Kembali ke masalah dikotomi ilmu, hal ini menyebabkan santri NU jarang masuk di perguruan tinggi seperti ITB, UGM, dan UI. Padahal sebenarnya di kampus tersebut membutuhkan santri NU agar ajaran islam di kampus tersebut tidak dikuasai golongan lain. Sudah menjadi rahasia umum bahwa kampus top biasanya mendapat cap islam radikal. Sebagai salah satu alumni ITB, saya mengakui hal tersebut. Namun yang disayangkan lagi, hal ini justru membuat santri menjadi semakin enggan masuk ITB, bukannya masuk dan bergerak menjadi agent of change membuat suatu perubahan. Santri harus berani membangun militansi NU di berbagai kampus top di Indonesia. Jika kita tidak mulai dari sekarang, yang saya takutkan adalah kaum radikal semakin membesar karena mereka menguasai teknologi dan keilmuan modern.

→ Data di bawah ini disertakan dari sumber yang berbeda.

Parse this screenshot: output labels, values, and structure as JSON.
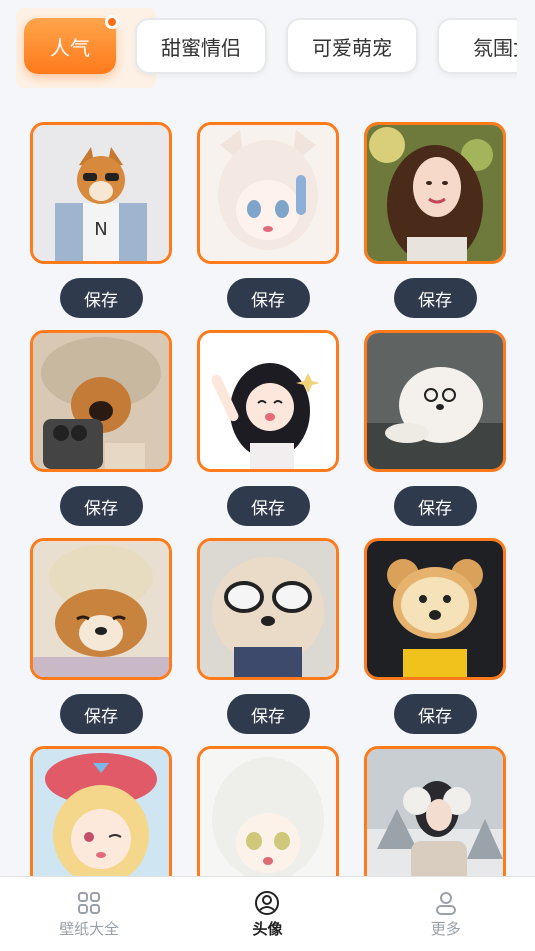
{
  "tabs": [
    {
      "label": "人气",
      "active": true
    },
    {
      "label": "甜蜜情侣",
      "active": false
    },
    {
      "label": "可爱萌宠",
      "active": false
    },
    {
      "label": "氛围女",
      "active": false
    }
  ],
  "grid": {
    "save_label": "保存",
    "items": [
      {
        "subject": "shiba-in-sunglasses-and-shirt"
      },
      {
        "subject": "anime-catgirl-white-hair"
      },
      {
        "subject": "girl-long-brown-hair"
      },
      {
        "subject": "shiba-in-bunny-hood-with-phone"
      },
      {
        "subject": "anime-girl-black-hair"
      },
      {
        "subject": "white-pomeranian-glasses"
      },
      {
        "subject": "shiba-in-knit-hat"
      },
      {
        "subject": "dog-with-white-goggles"
      },
      {
        "subject": "dog-with-bread-face"
      },
      {
        "subject": "anime-girl-blonde-bow"
      },
      {
        "subject": "anime-girl-white-hair"
      },
      {
        "subject": "girl-with-earmuffs-snow"
      }
    ]
  },
  "bottom_nav": [
    {
      "label": "壁纸大全",
      "icon": "grid-icon",
      "active": false
    },
    {
      "label": "头像",
      "icon": "avatar-icon",
      "active": true
    },
    {
      "label": "更多",
      "icon": "person-icon",
      "active": false
    }
  ],
  "colors": {
    "accent": "#ff7a1a",
    "button": "#2f3a4d",
    "background": "#f4f6f9"
  }
}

Salah satu teman saya, Azuma Muhammad (Al-Azhar, Mesir) berpendapat bahwa fenomena tersebut terjadi karena daya gebrak santri NU dirasa masih kurang. Santri NU jauh lebih unggul secara kualitas intelektual, dialektika dan dinamika keilmuan, namun mental kita kurang berani untuk menampakkan diri. Sebagai contohnya di dunia maya, menurut saya belum ada public figure dari NU yang secara gamblang berdakwah untuk menyasar generasi milenial. Memang sudah ada beberapa Tokoh NU yang berdakwah menggunakan sosial media seperti Youtube dan Instagram, namun cara dakwah mereka cenderung menggunakan cara lama. Cara tersebut tidak salah, namun untuk dapat menyebarkan dakwah yang lebih luas, kita perlu public figure dari NU yang dapat meng-upgrade metode dakwahnya sehingga lebih disukai generasi milenial.  Pendidikan yang dogmatis membuat pesantren kurang menghasilkan lulusan yang mampu merespon perkembangan zaman. Santri NU kurang mampu merangkul kaum urban kota yang mempunyai preferensi khusus dalam memilih guru dakwahnya. Saya yakin santri Darul Qur’an ataupun alumni memiliki kapabilitas untuk menjadi public figure yang dapat berdakwah dengan cara milenial. Indonesia membutuhkan kontribusi kita untuk mengisi dakwah di dunia maya.

Terima kasih sudah membaca tulisan ini :). Terimakasih juga kepada Gus Thoriq Ziyad, Gus Azuma Muhammad, dan Neng Azzuhaira Hamida yang telah memberi masukan dan komentar, sebelum tulisan ini dipublikasikan. Saya mohon maaf tulisan ini kurang memuat Hadits atau ayat Al-Quran, karena saya yakin lebih banyak ahlinya di Darul Qur’an untuk membahas hal tersebut. Untuk para santri Darul Qur’an dimanapun kalian berada, jangan lupa amalkan nasihat pengasuh “Ngaji, Wirid, Khidmah”. Jadilah apa yang kamu mau, Indonesia dan NU membutuhkan kontribusi dan perubahan darimu!